The debut collection takes a look at recent immigrants who have fled Ruiz-Camacho’s native land of Mexico because of drug violence. And while he deals with some of the lower-class immigrants who are seeking a better economic life, he focuses primarily on wealthy Mexicans who have fled, many of whom he considers to be “basically war refugees.”
The award was presented by Andres Tijerina, president of the Texas Institute of Letters, at the organization’s 80th annual meeting, held this year in Austin.
Jan Jarboe Russell of San Antonio won the $5,000 Carr P. Collins Award for “The Train to Crystal City: FDR’s Secret Prisoner Exchange Program and America’s Only Family Internment Camp During World War II.”
Austin novelist Sarah Bird received the Lon Tinkle Award for a distinguished career in letters associated with Texas. Her latest novel is “Above the East China Sea,” and her “A Love Letter to Texas Women” from the University of Texas Press was released this month.
Other awards at Saturday events went to:
• Andrew Torget III, the Ramirez Family Award for Most Significant Scholarly Book for “Seeds of Empire: Cotton, Slavery, and the Transformation of the Texas Borderlands, 1800-1850.”
• Mary Helen Specht, Steven Turner Award for Best First Published Fiction, for “Migratory Animals.”
• Laurie Ann Guerrero, the Helen C. Smith Award for Best Book of Poetry, for “A Crown for Gumecindo.”
• J. Scott Brownlee, the Bob Bush Memorial Award for First Book of Poetry, for “Requiem for Used Ignition Cap.”
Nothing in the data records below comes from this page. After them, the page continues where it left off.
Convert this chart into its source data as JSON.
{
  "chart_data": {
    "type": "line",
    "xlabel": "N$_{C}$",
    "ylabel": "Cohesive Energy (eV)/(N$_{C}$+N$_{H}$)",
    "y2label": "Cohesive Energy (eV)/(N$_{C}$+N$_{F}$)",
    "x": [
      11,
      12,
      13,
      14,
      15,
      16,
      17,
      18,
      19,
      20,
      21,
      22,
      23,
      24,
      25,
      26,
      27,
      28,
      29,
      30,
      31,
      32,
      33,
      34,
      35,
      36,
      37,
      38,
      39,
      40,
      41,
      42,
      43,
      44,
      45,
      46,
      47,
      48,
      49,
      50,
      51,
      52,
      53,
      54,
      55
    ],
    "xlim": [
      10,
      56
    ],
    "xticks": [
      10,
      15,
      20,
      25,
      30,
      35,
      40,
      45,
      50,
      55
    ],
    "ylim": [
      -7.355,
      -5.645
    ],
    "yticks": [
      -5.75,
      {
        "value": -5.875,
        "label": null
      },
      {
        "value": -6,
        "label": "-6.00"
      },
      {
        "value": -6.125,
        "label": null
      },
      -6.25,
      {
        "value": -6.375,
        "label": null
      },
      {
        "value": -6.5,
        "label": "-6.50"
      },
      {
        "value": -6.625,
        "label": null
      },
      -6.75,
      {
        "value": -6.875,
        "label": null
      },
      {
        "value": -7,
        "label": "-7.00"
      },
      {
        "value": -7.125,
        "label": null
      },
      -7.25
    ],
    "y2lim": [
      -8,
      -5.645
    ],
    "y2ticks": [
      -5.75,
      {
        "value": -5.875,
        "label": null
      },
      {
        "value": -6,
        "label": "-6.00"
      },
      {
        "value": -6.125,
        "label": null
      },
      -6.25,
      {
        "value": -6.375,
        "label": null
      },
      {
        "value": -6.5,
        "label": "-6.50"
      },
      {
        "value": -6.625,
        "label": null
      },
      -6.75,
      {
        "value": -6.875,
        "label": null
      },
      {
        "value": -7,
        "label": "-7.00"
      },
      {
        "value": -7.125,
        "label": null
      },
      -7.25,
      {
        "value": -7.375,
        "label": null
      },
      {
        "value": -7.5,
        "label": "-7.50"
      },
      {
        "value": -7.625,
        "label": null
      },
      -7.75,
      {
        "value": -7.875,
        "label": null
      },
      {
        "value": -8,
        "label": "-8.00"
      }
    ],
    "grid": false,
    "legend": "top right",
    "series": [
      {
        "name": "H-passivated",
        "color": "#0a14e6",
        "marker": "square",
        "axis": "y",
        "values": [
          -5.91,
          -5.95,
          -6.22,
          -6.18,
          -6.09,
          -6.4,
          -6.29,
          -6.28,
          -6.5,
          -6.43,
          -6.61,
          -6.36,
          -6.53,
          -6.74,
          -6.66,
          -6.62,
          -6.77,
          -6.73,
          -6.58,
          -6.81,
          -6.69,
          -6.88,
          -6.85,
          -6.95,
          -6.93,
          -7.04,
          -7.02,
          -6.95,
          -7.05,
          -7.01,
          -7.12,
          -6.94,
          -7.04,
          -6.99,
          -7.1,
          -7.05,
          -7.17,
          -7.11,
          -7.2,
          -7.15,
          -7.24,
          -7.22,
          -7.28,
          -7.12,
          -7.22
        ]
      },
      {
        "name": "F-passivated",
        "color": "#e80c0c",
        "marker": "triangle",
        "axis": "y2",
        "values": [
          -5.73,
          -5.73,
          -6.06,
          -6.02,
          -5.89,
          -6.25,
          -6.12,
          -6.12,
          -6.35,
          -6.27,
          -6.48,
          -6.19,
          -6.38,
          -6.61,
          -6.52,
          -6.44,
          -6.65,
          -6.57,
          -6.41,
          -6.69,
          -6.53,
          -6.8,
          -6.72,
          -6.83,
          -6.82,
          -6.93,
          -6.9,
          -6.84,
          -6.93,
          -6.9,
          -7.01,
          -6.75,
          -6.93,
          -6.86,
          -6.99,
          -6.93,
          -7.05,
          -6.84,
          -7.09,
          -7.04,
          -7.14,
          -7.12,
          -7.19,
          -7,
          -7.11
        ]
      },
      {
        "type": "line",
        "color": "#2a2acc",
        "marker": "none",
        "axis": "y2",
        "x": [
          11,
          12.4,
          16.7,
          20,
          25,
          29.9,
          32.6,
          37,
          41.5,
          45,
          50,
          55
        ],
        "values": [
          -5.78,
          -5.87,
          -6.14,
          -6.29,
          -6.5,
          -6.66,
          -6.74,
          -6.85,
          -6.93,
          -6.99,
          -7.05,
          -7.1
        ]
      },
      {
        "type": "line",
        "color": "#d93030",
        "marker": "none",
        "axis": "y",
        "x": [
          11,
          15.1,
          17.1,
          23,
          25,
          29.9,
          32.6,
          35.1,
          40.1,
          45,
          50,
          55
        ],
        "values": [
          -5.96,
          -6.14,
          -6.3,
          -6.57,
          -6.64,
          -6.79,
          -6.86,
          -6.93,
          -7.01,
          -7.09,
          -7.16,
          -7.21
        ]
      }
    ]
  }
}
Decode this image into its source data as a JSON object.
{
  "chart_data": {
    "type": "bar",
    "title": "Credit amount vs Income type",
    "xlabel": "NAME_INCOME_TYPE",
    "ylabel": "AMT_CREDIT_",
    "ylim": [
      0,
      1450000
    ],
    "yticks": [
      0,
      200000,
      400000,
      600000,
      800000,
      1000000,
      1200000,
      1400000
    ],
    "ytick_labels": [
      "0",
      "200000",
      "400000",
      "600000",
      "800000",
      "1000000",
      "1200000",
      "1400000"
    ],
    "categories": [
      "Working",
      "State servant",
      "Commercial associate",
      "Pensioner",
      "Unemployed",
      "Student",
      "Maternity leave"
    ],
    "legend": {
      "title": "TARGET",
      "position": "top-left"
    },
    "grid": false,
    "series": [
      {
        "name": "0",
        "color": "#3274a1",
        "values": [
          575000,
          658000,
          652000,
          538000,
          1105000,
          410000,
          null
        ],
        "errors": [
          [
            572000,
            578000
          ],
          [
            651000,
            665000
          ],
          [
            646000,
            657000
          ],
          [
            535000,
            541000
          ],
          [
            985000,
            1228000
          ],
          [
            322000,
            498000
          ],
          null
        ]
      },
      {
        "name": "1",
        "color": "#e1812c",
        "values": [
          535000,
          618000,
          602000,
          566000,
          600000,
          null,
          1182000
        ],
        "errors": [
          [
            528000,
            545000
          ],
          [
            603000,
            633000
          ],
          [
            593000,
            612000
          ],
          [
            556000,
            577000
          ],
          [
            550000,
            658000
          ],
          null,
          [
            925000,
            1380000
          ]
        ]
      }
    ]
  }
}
• W.K. Stratton, the Edwin “Bud” Shrake Award for Short Nonfiction, for “My Brother’s Secret,” published in Texas Monthly.
• Brian Van Reet, the Kay Cattarulla Short Story Award, for “The Chaff,” published in Iowa Review.
• Andrea Caillouet, the Fred Whitehead Award for Design of a Trade Book, for “The Luck Archive: Exploring Belief, Superstition, and Tradition,” by Mark Menjivar.
• Marian Schwartz, the Soeurette Diehl Fraser Award for Best Translation of a Book, for “Anna Karenina.”
• Don Tate, the H-E-B/Jean Flynn Children’s Book Award, for “The Remarkable Story of George Moses Horton: Poet.”
• Brian Yansky, the H-E-B Young Adults Book Award, for “Utopia, Iowa.”
• Pat Mora, the Denton Record-Chronicle Best Children’s Picture Book, for “The Remembering Day / El dia de los muertos.”